Friday, September 17, 2010

John Hagel on the Importance of Passion in Transforming our Economy and Culture



At this week's Business Innovation Factory 6 just after Rita J. King told a riveting story about Understanding Islam through Virtual Worlds, John Hagel took the stage. Just earlier he had tweeted that he was going to tell us all a personal story. That personal story, it turns out, has profound global economic and cultural implications.

What he told us was something akin to a Sermon on the Mount for the collapse of the US industrial economy and the transformation of our global culture and economy.

Hagel began telling us how he spent most of his early life figuring out ways to get out of school so that he could experience the diverse cultures that he saw living abroad with his family. As a third grader in Venezuela Hagel forged his mother's signature and would spend his day exploring the slums of Caracas. What he discovered is that these villages were not places of hopeless people, but a place of energy and excitement. Many of the people in the slums had actively chosen to live there. Counter to the predominant narrative of slums being a place of despair, he noted that the people had moved in from the countryside to seek opportunity. He found the slums remarkably vibrant.

Of Scalable Potential and Possibility.

The main body of his story was about the notion of passion as a misunderstood, yet critical part of the human experience and, especially in these transformational economic times, the work experience.

Hagel described two personality iterations he and his team at the Center for the Edge have found in passionate people: The "True Believer" and the "Explorer." The "True Believer" is a person who has a profound conviction about their idea. He indicated that this is a common personality type among Silicon Valley start-ups.

The other passionate personality type is that of the "Explorer" -- a person who wants to pursue something and make a difference over time. He described the Explorer as having two core traits, a "questing" disposition and a "connecting" one. By questing, he illustrated that passionate explorers will find ways of connecting with people as they quest to solve their problems. (As a gamer, I found this particularly resonant.)

The passionate worker, he said, is twice as likely to have a questing disposition and is twice as connected as the person who lacks passion. This results in a sustained productivity in the work place and beyond.

The downside of this in today's United States: Only about 20% of the US workforce is passionate about their work. Conversely, the other 80% is not.

Further, the level of passion workers experience is inversely proportionate to the size of the institution.

Hagel described how we live in an institutional environment designed to squash passion.

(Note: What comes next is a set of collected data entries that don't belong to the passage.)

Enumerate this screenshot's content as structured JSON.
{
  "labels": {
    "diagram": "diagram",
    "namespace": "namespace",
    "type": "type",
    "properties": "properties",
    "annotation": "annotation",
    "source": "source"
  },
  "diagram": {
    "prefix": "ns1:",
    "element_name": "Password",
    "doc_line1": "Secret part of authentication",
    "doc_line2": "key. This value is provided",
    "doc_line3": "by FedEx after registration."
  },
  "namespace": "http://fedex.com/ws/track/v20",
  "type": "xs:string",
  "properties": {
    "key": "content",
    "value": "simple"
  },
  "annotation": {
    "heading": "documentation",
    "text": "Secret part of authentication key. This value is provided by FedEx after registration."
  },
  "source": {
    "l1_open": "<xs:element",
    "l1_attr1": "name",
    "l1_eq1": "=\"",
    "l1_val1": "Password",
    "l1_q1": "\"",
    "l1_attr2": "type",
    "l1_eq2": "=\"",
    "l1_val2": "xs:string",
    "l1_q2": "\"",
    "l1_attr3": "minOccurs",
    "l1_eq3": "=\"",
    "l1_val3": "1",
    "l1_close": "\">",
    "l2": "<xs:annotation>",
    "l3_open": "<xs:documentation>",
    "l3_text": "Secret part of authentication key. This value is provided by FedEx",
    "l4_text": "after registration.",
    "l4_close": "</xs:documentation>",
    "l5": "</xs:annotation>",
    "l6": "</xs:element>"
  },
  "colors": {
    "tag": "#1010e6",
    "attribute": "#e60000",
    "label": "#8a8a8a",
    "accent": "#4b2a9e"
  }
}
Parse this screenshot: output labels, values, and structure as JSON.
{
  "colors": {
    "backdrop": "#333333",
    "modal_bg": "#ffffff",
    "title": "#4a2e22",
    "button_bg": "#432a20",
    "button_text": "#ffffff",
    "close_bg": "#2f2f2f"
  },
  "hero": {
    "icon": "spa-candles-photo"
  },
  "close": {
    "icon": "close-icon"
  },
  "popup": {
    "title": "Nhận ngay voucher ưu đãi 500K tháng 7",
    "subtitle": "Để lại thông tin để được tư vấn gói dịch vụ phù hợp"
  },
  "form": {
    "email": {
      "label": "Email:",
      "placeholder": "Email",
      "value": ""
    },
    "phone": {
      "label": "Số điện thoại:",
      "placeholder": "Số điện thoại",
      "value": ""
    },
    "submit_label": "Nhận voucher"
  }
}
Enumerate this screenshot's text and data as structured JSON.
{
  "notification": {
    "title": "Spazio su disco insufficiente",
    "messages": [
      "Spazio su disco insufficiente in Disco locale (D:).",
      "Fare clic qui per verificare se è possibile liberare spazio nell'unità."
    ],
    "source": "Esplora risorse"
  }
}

Not just our corporations, he says, but our school systems, our government institutions, all institutions. "We have created a group of institutions that were designed for scalable efficiency." Not for encouraging passion about work.

He offered a chilling statistic to that scalable efficiency: "Since 1965 Return on Assets for all US companies has collapsed by 75% ... It has been a sustained long-term deterioriation beyond any economic cycle ... And no evidence of it leveling off or turning around."

What Hagel thinks we need are institutions tailored to scalable peer-to-peer learning, not what they currently are focused on: Product, technology or breakthrough innovation.

When I interviewed for my first jobs, when asked by my potential employers what would set me apart as an employee, I always gave the same answer: "I'm passionate." I've worked in the private sector, non-profit sector, federal government, academia -- all the large scale institutions that John describes. And I think he's on to something critically important. When I looked around in each of these institutions during my years there, I noted with dismay the preponderance of people whose seemed crushed by a system, trudging to work with shoulders hunched over and head down. At one time these were people who saw potential in life. Possibly they were people who had passion.

John's thesis addresses what I think is the DNA of our cultural and organizational systemic failures. It has broader applications for transforming our global culture and economy. And we would all do well to listen.

The problems we are trying to fix in our society are not just about stimulating the economy, but stimulating the people.

John's story (as with all of the stories at BIF-6) is 15 minutes long. It's well worth the listen.

[John Hagel on Passion at Business Innovation Factory 6 (audio archive is on the right hand column).]

[More John Hagel on the importance of Passion from his blog.]

[Also listen to Rita J. King's story about Understanding Islam through Virtual Worlds.]

3 comments:

c3 said...

"The problems we are trying to fix in our society are not just about stimulating the economy, but stimulating the people."

hmm maybe problems exist because most of our most funded "passionate true believers" have spent 30 years projecting the meme and mediums designed to be "simulating the economy,and simulating the people." as a means to its own ends.

just a soon to be obsolete human thought,;)

Joshua S. Fouts said...

Well said, c3!

Glenn said...

Could Not agree more how critical passion is and how lacking it is. It is one of the critical foundation blocks to any success. I listed more on this on my blog: http://www.beasuccessfulentrepreneur.com/success-characteristic-passion/

Paraphrasing from Kaklil Gibran: Your Passion and your Purpose are the sails and rudder in your life. If either be lost or broken; you will be at a standstill in life or you will aimlessly wander - subject only to where the winds blow not where you want to go.